Binchester Roman Fort gives you an insight into what life was like for the Romans in County Durham.
Explore the impressive remains of a Roman bath house with its amazing 1,700 year-old under floor heating system. Find out why taking a bath in Roman times was about more than just getting clean! Walk in the footsteps of the soldiers around the remains of the Commander's House - see if you can find the beast of Binchester among the ruins.
Binchester Fort is in the centre of County Durham, approximately one and a half miles north of Bishop Auckland. Car parking is available on-site and the fort is signposted from the A690 Durham to Crook road, from A688 Spennymoor to Bishop Auckland road, and from Bishop Auckland town centre.
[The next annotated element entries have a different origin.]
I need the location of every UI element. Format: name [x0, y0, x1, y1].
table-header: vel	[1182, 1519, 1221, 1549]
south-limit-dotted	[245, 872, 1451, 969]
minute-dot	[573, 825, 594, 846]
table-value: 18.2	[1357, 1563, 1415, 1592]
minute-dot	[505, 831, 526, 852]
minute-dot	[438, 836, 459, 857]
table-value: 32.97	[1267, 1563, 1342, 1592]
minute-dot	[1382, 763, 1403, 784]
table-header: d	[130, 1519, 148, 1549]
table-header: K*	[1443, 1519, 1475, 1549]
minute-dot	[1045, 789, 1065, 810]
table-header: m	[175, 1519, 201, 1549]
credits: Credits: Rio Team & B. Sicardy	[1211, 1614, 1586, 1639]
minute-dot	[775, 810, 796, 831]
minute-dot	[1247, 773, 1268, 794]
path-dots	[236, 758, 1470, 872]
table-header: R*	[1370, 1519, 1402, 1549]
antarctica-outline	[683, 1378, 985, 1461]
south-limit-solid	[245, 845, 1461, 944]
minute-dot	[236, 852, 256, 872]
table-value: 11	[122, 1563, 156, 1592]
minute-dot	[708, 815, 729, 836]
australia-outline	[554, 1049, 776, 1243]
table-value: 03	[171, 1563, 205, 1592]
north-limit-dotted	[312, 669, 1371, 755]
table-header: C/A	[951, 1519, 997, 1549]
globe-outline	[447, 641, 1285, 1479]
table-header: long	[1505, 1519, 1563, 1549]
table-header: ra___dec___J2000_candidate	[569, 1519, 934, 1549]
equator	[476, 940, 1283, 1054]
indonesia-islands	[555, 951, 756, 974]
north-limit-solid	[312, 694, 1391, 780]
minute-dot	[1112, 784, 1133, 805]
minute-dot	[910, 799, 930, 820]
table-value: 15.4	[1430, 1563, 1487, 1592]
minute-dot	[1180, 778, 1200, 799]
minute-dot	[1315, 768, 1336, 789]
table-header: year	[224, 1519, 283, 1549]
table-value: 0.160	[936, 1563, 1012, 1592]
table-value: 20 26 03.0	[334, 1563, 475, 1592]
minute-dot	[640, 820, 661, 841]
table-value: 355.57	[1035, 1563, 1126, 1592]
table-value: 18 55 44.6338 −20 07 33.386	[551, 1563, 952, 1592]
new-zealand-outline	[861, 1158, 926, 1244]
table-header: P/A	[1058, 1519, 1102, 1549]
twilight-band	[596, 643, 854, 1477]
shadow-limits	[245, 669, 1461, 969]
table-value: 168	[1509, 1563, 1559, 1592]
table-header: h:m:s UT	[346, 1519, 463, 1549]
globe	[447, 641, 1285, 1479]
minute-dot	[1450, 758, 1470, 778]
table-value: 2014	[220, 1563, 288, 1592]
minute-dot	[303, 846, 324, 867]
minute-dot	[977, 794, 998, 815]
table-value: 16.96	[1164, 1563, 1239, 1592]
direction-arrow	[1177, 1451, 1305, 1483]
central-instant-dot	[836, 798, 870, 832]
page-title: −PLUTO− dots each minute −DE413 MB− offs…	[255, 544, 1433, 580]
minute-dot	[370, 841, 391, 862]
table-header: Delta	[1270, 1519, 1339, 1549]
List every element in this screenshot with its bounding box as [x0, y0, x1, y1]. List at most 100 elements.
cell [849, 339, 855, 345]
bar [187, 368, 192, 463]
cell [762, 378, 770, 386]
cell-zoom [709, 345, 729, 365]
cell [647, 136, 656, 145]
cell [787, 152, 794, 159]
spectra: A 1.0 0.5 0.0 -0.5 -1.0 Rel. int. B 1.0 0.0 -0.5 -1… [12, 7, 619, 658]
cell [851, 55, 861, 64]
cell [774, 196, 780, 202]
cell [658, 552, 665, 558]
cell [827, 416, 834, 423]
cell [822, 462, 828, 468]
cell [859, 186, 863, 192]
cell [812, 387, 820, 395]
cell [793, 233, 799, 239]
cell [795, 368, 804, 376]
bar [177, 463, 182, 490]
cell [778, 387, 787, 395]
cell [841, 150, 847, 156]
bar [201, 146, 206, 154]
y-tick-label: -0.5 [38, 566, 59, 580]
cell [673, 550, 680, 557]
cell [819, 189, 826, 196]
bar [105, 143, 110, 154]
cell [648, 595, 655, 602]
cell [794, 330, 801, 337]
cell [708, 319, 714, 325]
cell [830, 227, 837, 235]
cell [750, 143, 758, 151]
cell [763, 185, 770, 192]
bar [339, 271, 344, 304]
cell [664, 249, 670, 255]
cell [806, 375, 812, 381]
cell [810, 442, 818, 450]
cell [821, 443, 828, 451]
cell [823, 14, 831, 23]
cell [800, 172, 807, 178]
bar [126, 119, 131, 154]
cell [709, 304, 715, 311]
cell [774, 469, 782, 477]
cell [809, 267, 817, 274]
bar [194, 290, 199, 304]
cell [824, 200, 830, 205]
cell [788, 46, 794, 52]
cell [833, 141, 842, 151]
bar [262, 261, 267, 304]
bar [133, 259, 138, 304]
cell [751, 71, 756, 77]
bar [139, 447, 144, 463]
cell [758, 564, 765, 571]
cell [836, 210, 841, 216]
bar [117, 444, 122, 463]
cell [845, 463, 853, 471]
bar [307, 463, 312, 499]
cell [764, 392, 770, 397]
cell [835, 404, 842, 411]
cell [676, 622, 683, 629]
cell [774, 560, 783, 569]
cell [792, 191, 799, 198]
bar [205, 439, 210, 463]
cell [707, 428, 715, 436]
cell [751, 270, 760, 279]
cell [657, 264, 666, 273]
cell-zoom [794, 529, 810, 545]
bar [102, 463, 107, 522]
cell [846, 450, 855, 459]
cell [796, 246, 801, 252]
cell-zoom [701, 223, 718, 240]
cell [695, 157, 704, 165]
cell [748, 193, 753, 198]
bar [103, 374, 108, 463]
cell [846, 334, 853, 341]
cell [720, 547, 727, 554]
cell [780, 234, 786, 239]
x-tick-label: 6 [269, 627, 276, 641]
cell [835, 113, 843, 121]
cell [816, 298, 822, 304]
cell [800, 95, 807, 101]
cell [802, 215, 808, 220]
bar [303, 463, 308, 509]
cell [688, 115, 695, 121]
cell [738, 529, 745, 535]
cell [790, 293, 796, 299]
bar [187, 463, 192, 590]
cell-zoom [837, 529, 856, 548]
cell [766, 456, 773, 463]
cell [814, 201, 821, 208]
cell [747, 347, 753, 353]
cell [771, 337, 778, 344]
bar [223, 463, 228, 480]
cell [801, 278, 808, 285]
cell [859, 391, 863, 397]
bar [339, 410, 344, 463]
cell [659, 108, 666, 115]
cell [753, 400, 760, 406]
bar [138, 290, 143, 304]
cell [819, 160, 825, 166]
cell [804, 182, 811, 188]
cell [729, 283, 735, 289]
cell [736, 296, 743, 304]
Alternatively, the fort is a scenic 20 minute walk along the banks of the River Wear from Bishop Auckland market place.
Excavations are open to visit during June, July and August.
Visits by groups and school parties may be available outside these dates by prior arrangement.
Note: Assistance Dogs only allowed on site.
Roma Antiqua set-up camp to demonstrate life in the Roman Army - see for further information.
Roma Antiqua and the cavalryman Barbaratus regroup at Binchester to give the final demonstration of the year of Roman weaponry and fighting skills
Roma Antiqua is joined by elements of other units of the Roman Army, including the expert cavalryman Barbaratus, to repel attacks by the enemies of Rome. See demonstrations of archery, slingstaffs, and firing of the full-size replica of the artillery catapult known as the "ballista".
Visit the tented encampment of Roman soldiers and civilian traders and artisans. See finds from the current excavations and take a guided tour of the excavations and see the impressive Roman buildings.
Binchester was once the largest Roman fort in County Durham. A small part has been excavated and is open to view and to visit. However, most of the fort and the remains of the nearby civilian settlement still lie buried in the surrounding fields.
Binchester Fort was built in the second half of the first century AD, when the Roman army was asserting its power in the North East of England. Originally, the fort was built in wood: when the Romans knew they would be in the area for a long time, it was rebuilt in stone. The soldiers in the fort didn't come from this area, they came from all over the Roman Empire. We know that a cavalry unit from Spain was here in the 2nd century AD and that a unit originally made up of Dutch tribesmen was here in the 3rd century AD.
Binchester excavation project 2009-2015 is a programme of excavation which started in June 2009. This is a joint project with our partners at Durham University, Stanford University (California), and the Architectural and Archaeological Society of Northumberland and Durham. Part of the project includes a phase of public excavation which runs throughout late June to mid-July each year to which anyone can apply - assuming the funding is available. Follow the link above to the web page where you will find application details.
The site has been specially laid out with level access for people in wheelchairs and those with prams. An accessible toilet and parking bays are provided. The site has a shop, toilet and limited refreshment facilities.
Unfortunately dogs are not permitted on site apart from Assistance Dogs.
A school room, workshop activities and guided tours can be pre-booked in advance for school groups and small parties (up to 50).